Функция, которая возвращает прогноз:
def get_move(self, info):
# This is where I print from in the next section
prediction = self.model.predict(info)
if max(prediction) > AI_Cfg.actionThreshold:
return Agent.moves[prediction.index(max(prediction))]
else:
return ""
Теперь ошибка I get при передаче информации напрямую находится в строке model.predict ():
ValueError: Ошибка при проверке ввода: ожидается, что density_input будет иметь форму (3216,), но получил массив с формой (1,)

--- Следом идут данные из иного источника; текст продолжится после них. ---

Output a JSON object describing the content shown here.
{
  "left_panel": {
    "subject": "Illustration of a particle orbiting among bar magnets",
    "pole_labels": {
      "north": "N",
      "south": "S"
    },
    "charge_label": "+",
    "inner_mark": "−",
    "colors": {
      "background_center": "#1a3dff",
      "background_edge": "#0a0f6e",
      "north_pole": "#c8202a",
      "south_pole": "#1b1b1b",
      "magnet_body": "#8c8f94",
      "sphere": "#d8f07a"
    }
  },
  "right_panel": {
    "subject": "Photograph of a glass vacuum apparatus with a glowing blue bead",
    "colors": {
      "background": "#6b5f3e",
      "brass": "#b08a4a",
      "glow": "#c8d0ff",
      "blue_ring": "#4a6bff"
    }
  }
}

Я также пробовал предложения из здесь , но это преобразует мою форму ввода (3216,) в (1, 3216) и дает ошибку:
ValueError: попытка преобразовать значение (75) неподдерживаемого типа (класс 'numpy .int32') в тензор.
Я также пробовал переустановить numpy.
Если есть дополнительная информация, я буду рад y сделать это. Спасибо!

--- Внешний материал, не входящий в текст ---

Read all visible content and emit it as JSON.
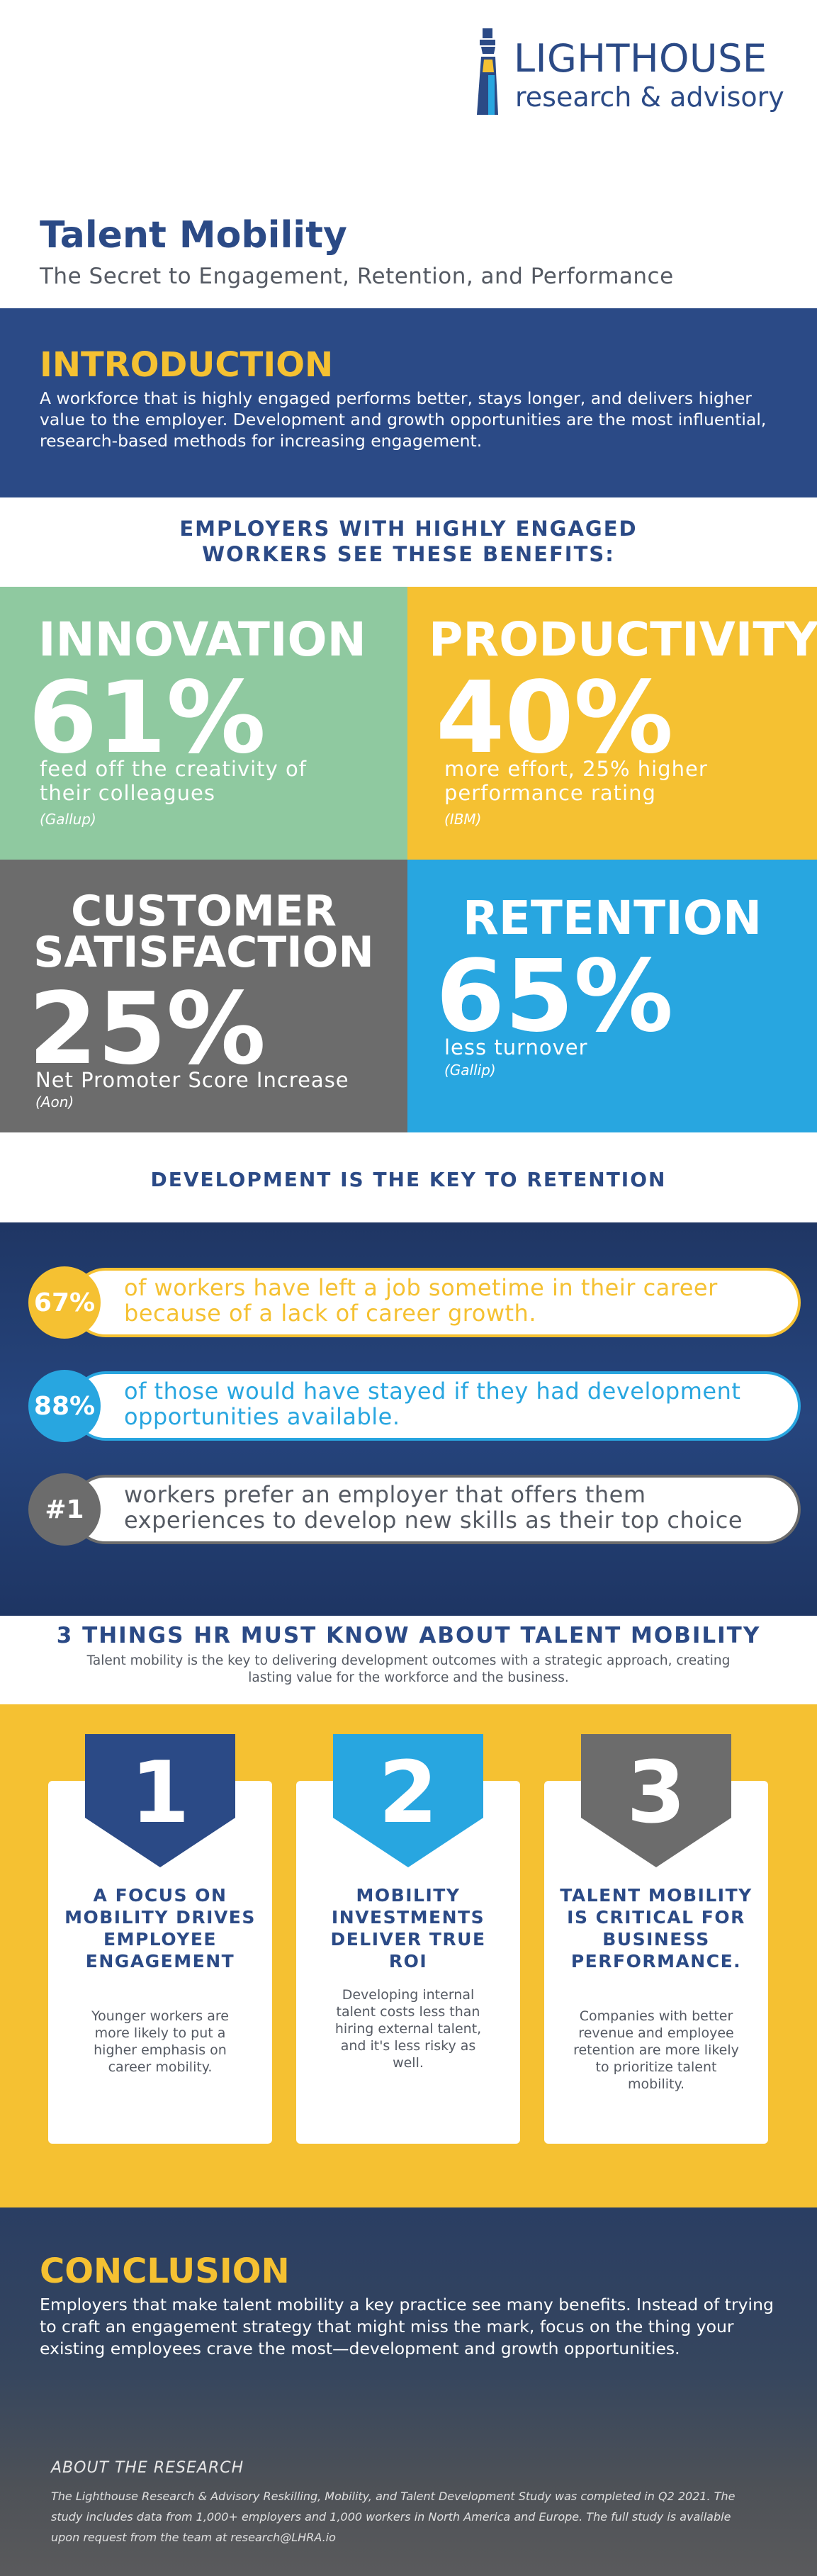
{
  "brand": {
    "name": "LIGHTHOUSE",
    "tagline": "research & advisory"
  },
  "page": {
    "title": "Talent Mobility",
    "subtitle": "The Secret to Engagement, Retention, and Performance"
  },
  "intro": {
    "heading": "INTRODUCTION",
    "body": "A workforce that is highly engaged performs better, stays longer, and delivers higher value to the employer. Development and growth opportunities are the most influential, research-based methods for increasing engagement."
  },
  "benefits": {
    "heading_line1": "EMPLOYERS WITH HIGHLY ENGAGED",
    "heading_line2": "WORKERS SEE THESE BENEFITS:",
    "items": [
      {
        "category": "INNOVATION",
        "stat": "61%",
        "desc": "feed off the creativity of their colleagues",
        "source": "(Gallup)",
        "color": "#8fc9a0"
      },
      {
        "category": "PRODUCTIVITY",
        "stat": "40%",
        "desc": "more effort, 25% higher performance rating",
        "source": "(IBM)",
        "color": "#f5c132"
      },
      {
        "category_line1": "CUSTOMER",
        "category_line2": "SATISFACTION",
        "stat": "25%",
        "desc": "Net Promoter Score Increase",
        "source": "(Aon)",
        "color": "#6c6c6c"
      },
      {
        "category": "RETENTION",
        "stat": "65%",
        "desc": "less turnover",
        "source": "(Gallip)",
        "color": "#28a6e0"
      }
    ]
  },
  "development": {
    "heading": "DEVELOPMENT IS THE KEY TO RETENTION",
    "items": [
      {
        "badge": "67%",
        "text": "of workers have left a job sometime in their career because of a lack of career growth.",
        "color": "#f5c132"
      },
      {
        "badge": "88%",
        "text": "of those would have stayed if they had development opportunities available.",
        "color": "#28a6e0"
      },
      {
        "badge": "#1",
        "text": "workers prefer an employer that offers them experiences to develop new skills as their top choice",
        "color": "#6c6c6c"
      }
    ]
  },
  "things": {
    "heading": "3 THINGS HR MUST KNOW ABOUT TALENT MOBILITY",
    "body": "Talent mobility is the key to delivering development outcomes with a strategic approach, creating lasting value for the workforce and the business.",
    "cards": [
      {
        "num": "1",
        "title": "A FOCUS ON MOBILITY DRIVES EMPLOYEE ENGAGEMENT",
        "body": "Younger workers are more likely to put a higher emphasis on career mobility.",
        "color": "#2b4a86"
      },
      {
        "num": "2",
        "title": "MOBILITY INVESTMENTS DELIVER TRUE ROI",
        "body": "Developing internal talent costs less than hiring external talent, and it's less risky as well.",
        "color": "#28a6e0"
      },
      {
        "num": "3",
        "title": "TALENT MOBILITY IS CRITICAL FOR BUSINESS PERFORMANCE.",
        "body": "Companies with better revenue and employee retention are more likely to prioritize talent mobility.",
        "color": "#6c6c6c"
      }
    ]
  },
  "conclusion": {
    "heading": "CONCLUSION",
    "body": "Employers that make talent mobility a key practice see many benefits. Instead of trying to craft an engagement strategy that might miss the mark, focus on the thing your existing employees crave the most—development and growth opportunities."
  },
  "about": {
    "heading": "ABOUT THE RESEARCH",
    "body": "The Lighthouse Research & Advisory Reskilling, Mobility, and Talent Development Study was completed in Q2 2021. The study includes data from 1,000+ employers and 1,000 workers in North America and Europe. The full study is available upon request from the team at research@LHRA.io"
  }
}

Полезная печать над строкой прогноза:
info.shape -> (3216,)
info -> [75 35 0 ... 0 0 0]
РЕДАКТИРОВАТЬ
После изменения кода, чтобы попытаться исправить проблему, я получаю только указанную ниже ошибку.
Попытка преобразовать значение (75) с неподдерживаемым типом (класс 'numpy .int32') в тензор.
Интересно, что это та же ошибка Я получаю, когда (пропуская первый набор прогнозов и) пытаюсь обучить модель на данных.